I'm not quite sure where the news is here. IBM has been licensing the architecture and cores for years (2007 is mentioned[1]).
All I see in the actual announcement[2] is marketing hype (not news) about software that already exists ("open firmware" == U-Boot, "open software" == linux) and hardware that has been licensable for years.
Reading the press release, the firmware mentioned is neither das u boot (a bootloader) nor "open firmware" [1] a boot standard used by IBM's Power systems. It is the actual chip firmware, and this is the first I've ever heard of a silicon vendor doing this! I'm excited to see what the open source community will be able to do with it.
ARM is an "open" architecture—it's fairly easy to roll your own if you have an FPGA and patience to read through arch specifications for a couple months. I would be highly surprised if you could get equivalent documentation for POWER without a significant bit of cash. Not that I blame them, even open standards can cost a couple hundred.

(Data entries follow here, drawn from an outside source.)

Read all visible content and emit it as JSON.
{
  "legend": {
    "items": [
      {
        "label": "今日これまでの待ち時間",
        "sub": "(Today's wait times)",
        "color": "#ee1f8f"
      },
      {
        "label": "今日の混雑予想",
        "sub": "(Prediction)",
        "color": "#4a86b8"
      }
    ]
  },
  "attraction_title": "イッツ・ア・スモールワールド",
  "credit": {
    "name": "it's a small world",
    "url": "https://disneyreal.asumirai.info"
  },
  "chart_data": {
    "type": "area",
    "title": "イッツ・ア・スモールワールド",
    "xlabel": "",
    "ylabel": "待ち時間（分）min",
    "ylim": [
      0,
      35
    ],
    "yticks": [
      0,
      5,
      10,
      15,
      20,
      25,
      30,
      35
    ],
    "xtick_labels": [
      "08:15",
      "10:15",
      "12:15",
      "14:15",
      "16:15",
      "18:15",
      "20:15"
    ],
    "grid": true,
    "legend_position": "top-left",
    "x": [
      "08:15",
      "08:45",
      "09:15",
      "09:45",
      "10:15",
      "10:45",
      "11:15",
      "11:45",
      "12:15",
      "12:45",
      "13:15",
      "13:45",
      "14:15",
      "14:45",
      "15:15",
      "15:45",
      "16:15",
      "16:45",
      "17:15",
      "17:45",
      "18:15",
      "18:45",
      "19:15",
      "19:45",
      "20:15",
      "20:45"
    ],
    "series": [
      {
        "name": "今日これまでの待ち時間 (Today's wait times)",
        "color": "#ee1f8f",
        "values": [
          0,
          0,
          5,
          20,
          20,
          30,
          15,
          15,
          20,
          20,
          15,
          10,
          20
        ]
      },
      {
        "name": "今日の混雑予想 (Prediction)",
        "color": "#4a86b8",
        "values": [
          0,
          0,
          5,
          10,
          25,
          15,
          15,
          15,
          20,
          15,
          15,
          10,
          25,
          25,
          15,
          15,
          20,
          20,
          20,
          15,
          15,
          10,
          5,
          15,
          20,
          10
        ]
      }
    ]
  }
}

I don't think this would change anything, though, there's not enough gain to justify an architecture switch for either hardware or software people. And that's a damn shame. I cut my teeth on PowerPC and I couldn't imagine a better way, it's a beautiful architecture. Altivec STILL makes intel's vector processing look like a toy.
All I see in the actual announcement[2] is marketing hype (not news) about software that already exists ("open firmware" == U-Boot, "open software" == linux) and hardware that has been licensable for years.